For the short story reader. Updated every Monday.

The Short Form

“A Strange Murderer”

Maxim Gorky


“He spoke jerkily, as though in a delirium, for some time harping on the helplessness of me, and all the time a sullen fear shone in his eyes. His dry, ascetic face darkened as he said, hissing through his teeth:

“‘Just you think, sir; here at this very minute, I can strike you down dead! Just think of that! Who can forbid me to do it? What's to stop me? Nothing at all–nothing....’
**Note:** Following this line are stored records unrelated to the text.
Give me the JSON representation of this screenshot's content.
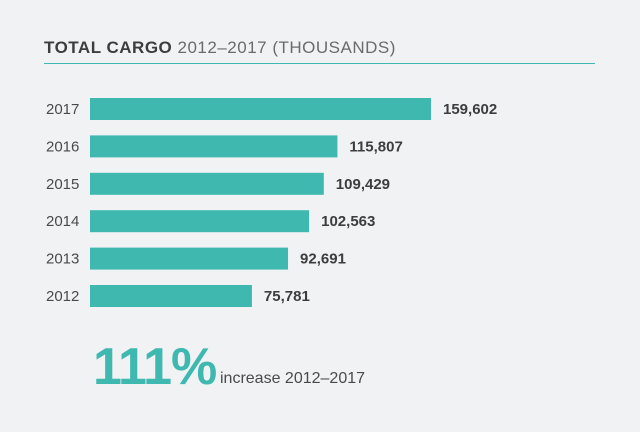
{
  "header": {
    "title_bold": "TOTAL CARGO",
    "title_light": "2012–2017 (THOUSANDS)"
  },
  "colors": {
    "bar": "#3fb8b0",
    "accent": "#3fb8b0",
    "text": "#4a4a4a",
    "background": "#f1f2f4"
  },
  "chart_data": {
    "type": "bar",
    "orientation": "horizontal",
    "title": "TOTAL CARGO 2012–2017 (THOUSANDS)",
    "categories": [
      "2017",
      "2016",
      "2015",
      "2014",
      "2013",
      "2012"
    ],
    "values": [
      159602,
      115807,
      109429,
      102563,
      92691,
      75781
    ],
    "value_labels": [
      "159,602",
      "115,807",
      "109,429",
      "102,563",
      "92,691",
      "75,781"
    ],
    "xlim": [
      0,
      159602
    ],
    "grid": false,
    "legend": "none"
  },
  "summary": {
    "stat": "111%",
    "caption": "increase 2012–2017"
  }
}
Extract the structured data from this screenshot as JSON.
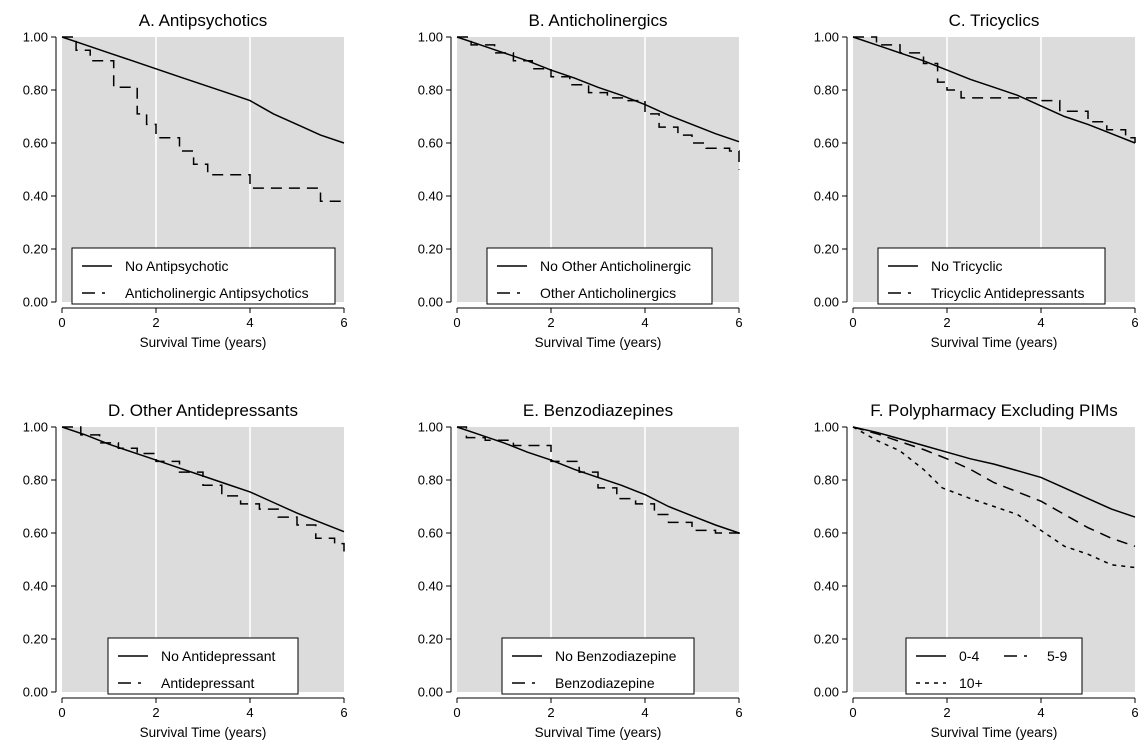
{
  "colors": {
    "panel_bg": "#dcdcdc",
    "grid": "#ffffff",
    "line": "#000000",
    "legend_bg": "#ffffff"
  },
  "chart_data": [
    {
      "type": "line",
      "title": "A. Antipsychotics",
      "xlabel": "Survival Time (years)",
      "ylabel": "",
      "xlim": [
        0,
        6
      ],
      "ylim": [
        0,
        1
      ],
      "xticks": [
        "0",
        "2",
        "4",
        "6"
      ],
      "yticks": [
        "0.00",
        "0.20",
        "0.40",
        "0.60",
        "0.80",
        "1.00"
      ],
      "grid": true,
      "legend_position": "bottom",
      "series": [
        {
          "name": "No Antipsychotic",
          "style": "solid",
          "step": false,
          "x": [
            0,
            0.5,
            1,
            1.5,
            2,
            2.5,
            3,
            3.5,
            4,
            4.5,
            5,
            5.5,
            6
          ],
          "y": [
            1.0,
            0.97,
            0.94,
            0.91,
            0.88,
            0.85,
            0.82,
            0.79,
            0.76,
            0.71,
            0.67,
            0.63,
            0.6
          ]
        },
        {
          "name": "Anticholinergic Antipsychotics",
          "style": "longdash",
          "step": true,
          "x": [
            0,
            0.3,
            0.6,
            1.1,
            1.6,
            1.8,
            2.0,
            2.5,
            2.8,
            3.1,
            4.0,
            5.5,
            6
          ],
          "y": [
            1.0,
            0.95,
            0.91,
            0.81,
            0.71,
            0.67,
            0.62,
            0.57,
            0.52,
            0.48,
            0.43,
            0.38,
            0.37
          ]
        }
      ]
    },
    {
      "type": "line",
      "title": "B. Anticholinergics",
      "xlabel": "Survival Time (years)",
      "ylabel": "",
      "xlim": [
        0,
        6
      ],
      "ylim": [
        0,
        1
      ],
      "xticks": [
        "0",
        "2",
        "4",
        "6"
      ],
      "yticks": [
        "0.00",
        "0.20",
        "0.40",
        "0.60",
        "0.80",
        "1.00"
      ],
      "grid": true,
      "legend_position": "bottom",
      "series": [
        {
          "name": "No Other Anticholinergic",
          "style": "solid",
          "step": false,
          "x": [
            0,
            0.5,
            1,
            1.5,
            2,
            2.5,
            3,
            3.5,
            4,
            4.5,
            5,
            5.5,
            6
          ],
          "y": [
            1.0,
            0.97,
            0.94,
            0.91,
            0.875,
            0.845,
            0.81,
            0.78,
            0.745,
            0.705,
            0.67,
            0.635,
            0.605
          ]
        },
        {
          "name": "Other Anticholinergics",
          "style": "longdash",
          "step": true,
          "x": [
            0,
            0.3,
            0.8,
            1.2,
            1.6,
            2.0,
            2.4,
            2.8,
            3.2,
            3.6,
            4.0,
            4.3,
            4.7,
            5.0,
            5.3,
            5.8,
            6.0
          ],
          "y": [
            1.0,
            0.97,
            0.94,
            0.91,
            0.88,
            0.85,
            0.82,
            0.79,
            0.77,
            0.76,
            0.71,
            0.66,
            0.63,
            0.6,
            0.58,
            0.57,
            0.5
          ]
        }
      ]
    },
    {
      "type": "line",
      "title": "C. Tricyclics",
      "xlabel": "Survival Time (years)",
      "ylabel": "",
      "xlim": [
        0,
        6
      ],
      "ylim": [
        0,
        1
      ],
      "xticks": [
        "0",
        "2",
        "4",
        "6"
      ],
      "yticks": [
        "0.00",
        "0.20",
        "0.40",
        "0.60",
        "0.80",
        "1.00"
      ],
      "grid": true,
      "legend_position": "bottom",
      "series": [
        {
          "name": "No Tricyclic",
          "style": "solid",
          "step": false,
          "x": [
            0,
            0.5,
            1,
            1.5,
            2,
            2.5,
            3,
            3.5,
            4,
            4.5,
            5,
            5.5,
            6
          ],
          "y": [
            1.0,
            0.97,
            0.94,
            0.91,
            0.875,
            0.84,
            0.81,
            0.78,
            0.74,
            0.7,
            0.67,
            0.635,
            0.6
          ]
        },
        {
          "name": "Tricyclic Antidepressants",
          "style": "longdash",
          "step": true,
          "x": [
            0,
            0.5,
            1,
            1.5,
            1.8,
            2.0,
            2.3,
            3.9,
            4.4,
            5.0,
            5.4,
            5.8,
            6.0
          ],
          "y": [
            1.0,
            0.97,
            0.94,
            0.9,
            0.83,
            0.8,
            0.77,
            0.76,
            0.72,
            0.68,
            0.65,
            0.62,
            0.6
          ]
        }
      ]
    },
    {
      "type": "line",
      "title": "D. Other Antidepressants",
      "xlabel": "Survival Time (years)",
      "ylabel": "",
      "xlim": [
        0,
        6
      ],
      "ylim": [
        0,
        1
      ],
      "xticks": [
        "0",
        "2",
        "4",
        "6"
      ],
      "yticks": [
        "0.00",
        "0.20",
        "0.40",
        "0.60",
        "0.80",
        "1.00"
      ],
      "grid": true,
      "legend_position": "bottom",
      "series": [
        {
          "name": "No Antidepressant",
          "style": "solid",
          "step": false,
          "x": [
            0,
            0.5,
            1,
            1.5,
            2,
            2.5,
            3,
            3.5,
            4,
            4.5,
            5,
            5.5,
            6
          ],
          "y": [
            1.0,
            0.97,
            0.935,
            0.905,
            0.875,
            0.845,
            0.815,
            0.785,
            0.755,
            0.715,
            0.675,
            0.64,
            0.605
          ]
        },
        {
          "name": "Antidepressant",
          "style": "longdash",
          "step": true,
          "x": [
            0,
            0.4,
            0.8,
            1.2,
            1.6,
            2.0,
            2.5,
            3.0,
            3.4,
            3.8,
            4.2,
            4.6,
            5.0,
            5.4,
            5.8,
            6.0
          ],
          "y": [
            1.0,
            0.97,
            0.94,
            0.92,
            0.9,
            0.87,
            0.83,
            0.78,
            0.74,
            0.71,
            0.69,
            0.66,
            0.63,
            0.58,
            0.56,
            0.53
          ]
        }
      ]
    },
    {
      "type": "line",
      "title": "E. Benzodiazepines",
      "xlabel": "Survival Time (years)",
      "ylabel": "",
      "xlim": [
        0,
        6
      ],
      "ylim": [
        0,
        1
      ],
      "xticks": [
        "0",
        "2",
        "4",
        "6"
      ],
      "yticks": [
        "0.00",
        "0.20",
        "0.40",
        "0.60",
        "0.80",
        "1.00"
      ],
      "grid": true,
      "legend_position": "bottom",
      "series": [
        {
          "name": "No Benzodiazepine",
          "style": "solid",
          "step": false,
          "x": [
            0,
            0.5,
            1,
            1.5,
            2,
            2.5,
            3,
            3.5,
            4,
            4.5,
            5,
            5.5,
            6
          ],
          "y": [
            1.0,
            0.97,
            0.94,
            0.905,
            0.875,
            0.84,
            0.81,
            0.78,
            0.745,
            0.7,
            0.665,
            0.63,
            0.6
          ]
        },
        {
          "name": "Benzodiazepine",
          "style": "longdash",
          "step": true,
          "x": [
            0,
            0.2,
            0.6,
            1.2,
            2.0,
            2.6,
            3.0,
            3.4,
            3.8,
            4.2,
            4.5,
            5.0,
            5.5,
            6.0
          ],
          "y": [
            1.0,
            0.96,
            0.95,
            0.93,
            0.87,
            0.83,
            0.77,
            0.73,
            0.71,
            0.67,
            0.64,
            0.61,
            0.6,
            0.57
          ]
        }
      ]
    },
    {
      "type": "line",
      "title": "F. Polypharmacy Excluding PIMs",
      "xlabel": "Survival Time (years)",
      "ylabel": "",
      "xlim": [
        0,
        6
      ],
      "ylim": [
        0,
        1
      ],
      "xticks": [
        "0",
        "2",
        "4",
        "6"
      ],
      "yticks": [
        "0.00",
        "0.20",
        "0.40",
        "0.60",
        "0.80",
        "1.00"
      ],
      "grid": true,
      "legend_position": "bottom",
      "legend_columns": 2,
      "series": [
        {
          "name": "0-4",
          "style": "solid",
          "step": false,
          "x": [
            0,
            0.5,
            1,
            1.5,
            2,
            2.5,
            3,
            3.5,
            4,
            4.5,
            5,
            5.5,
            6
          ],
          "y": [
            1.0,
            0.98,
            0.955,
            0.93,
            0.905,
            0.88,
            0.86,
            0.835,
            0.81,
            0.77,
            0.73,
            0.69,
            0.66
          ]
        },
        {
          "name": "5-9",
          "style": "longdash",
          "step": false,
          "x": [
            0,
            0.5,
            1,
            1.5,
            2,
            2.5,
            3,
            3.5,
            4,
            4.5,
            5,
            5.5,
            6
          ],
          "y": [
            1.0,
            0.975,
            0.945,
            0.915,
            0.88,
            0.84,
            0.79,
            0.755,
            0.72,
            0.67,
            0.62,
            0.58,
            0.55
          ]
        },
        {
          "name": "10+",
          "style": "shortdash",
          "step": false,
          "x": [
            0,
            0.5,
            1,
            1.5,
            1.9,
            2.5,
            3,
            3.5,
            4,
            4.5,
            5,
            5.5,
            6
          ],
          "y": [
            1.0,
            0.95,
            0.91,
            0.84,
            0.77,
            0.73,
            0.7,
            0.67,
            0.61,
            0.55,
            0.52,
            0.48,
            0.47
          ]
        }
      ]
    }
  ]
}
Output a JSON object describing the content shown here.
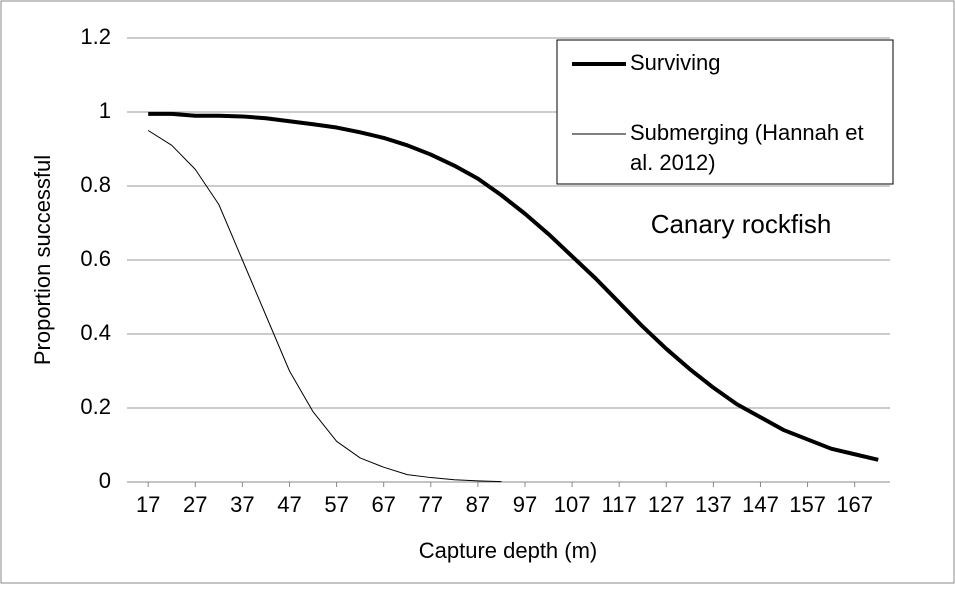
{
  "chart_data": {
    "type": "line",
    "y_label": "Proportion successful",
    "x_label": "Capture depth  (m)",
    "annotation": "Canary rockfish",
    "x": [
      17,
      22,
      27,
      32,
      37,
      42,
      47,
      52,
      57,
      62,
      67,
      72,
      77,
      82,
      87,
      92,
      97,
      102,
      107,
      112,
      117,
      122,
      127,
      132,
      137,
      142,
      147,
      152,
      157,
      162,
      167,
      172
    ],
    "series": [
      {
        "name": "Surviving",
        "color": "#000000",
        "width": 4,
        "values": [
          0.995,
          0.995,
          0.99,
          0.99,
          0.988,
          0.983,
          0.975,
          0.967,
          0.958,
          0.945,
          0.93,
          0.91,
          0.885,
          0.855,
          0.82,
          0.775,
          0.725,
          0.67,
          0.61,
          0.55,
          0.485,
          0.42,
          0.36,
          0.305,
          0.255,
          0.21,
          0.175,
          0.14,
          0.115,
          0.09,
          0.075,
          0.06
        ]
      },
      {
        "name": "Submerging (Hannah et al. 2012)",
        "color": "#000000",
        "width": 1,
        "values": [
          0.95,
          0.91,
          0.845,
          0.75,
          0.6,
          0.45,
          0.3,
          0.19,
          0.11,
          0.065,
          0.04,
          0.02,
          0.012,
          0.006,
          0.003,
          0.001,
          null,
          null,
          null,
          null,
          null,
          null,
          null,
          null,
          null,
          null,
          null,
          null,
          null,
          null,
          null,
          null
        ]
      }
    ],
    "xlim": [
      12.5,
      174.5
    ],
    "xticks": [
      17,
      27,
      37,
      47,
      57,
      67,
      77,
      87,
      97,
      107,
      117,
      127,
      137,
      147,
      157,
      167
    ],
    "ylim": [
      0,
      1.2
    ],
    "yticks": [
      0,
      0.2,
      0.4,
      0.6,
      0.8,
      1,
      1.2
    ],
    "grid": true,
    "legend": "top-right"
  }
}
“He was punished for the murder of that girl by three years of prison–the mildness of the punishment being due, he explained, to the skill of his advocate–whome he did not hesitate to vilify: ‘A young one, with dishevelled hair, a bawler. He kept on saying to the jury: “Who could possibly say a bad word against this man? Not one of the witnesses has been able to. Moreover it is admitted that the dead woman was half-witted and debauched.” Oh, those lawyers! It's all tomfoolery, waste of time. I'll be defended from myself before the crime if you like, but once I've committeed it I don't want anyone to help me. You can hold me while I stand still, but once I have started running you can't catch me! If I run I will go on running until I fall down with exhaustion. But prison!–tomfoolery, an idle man's job, too.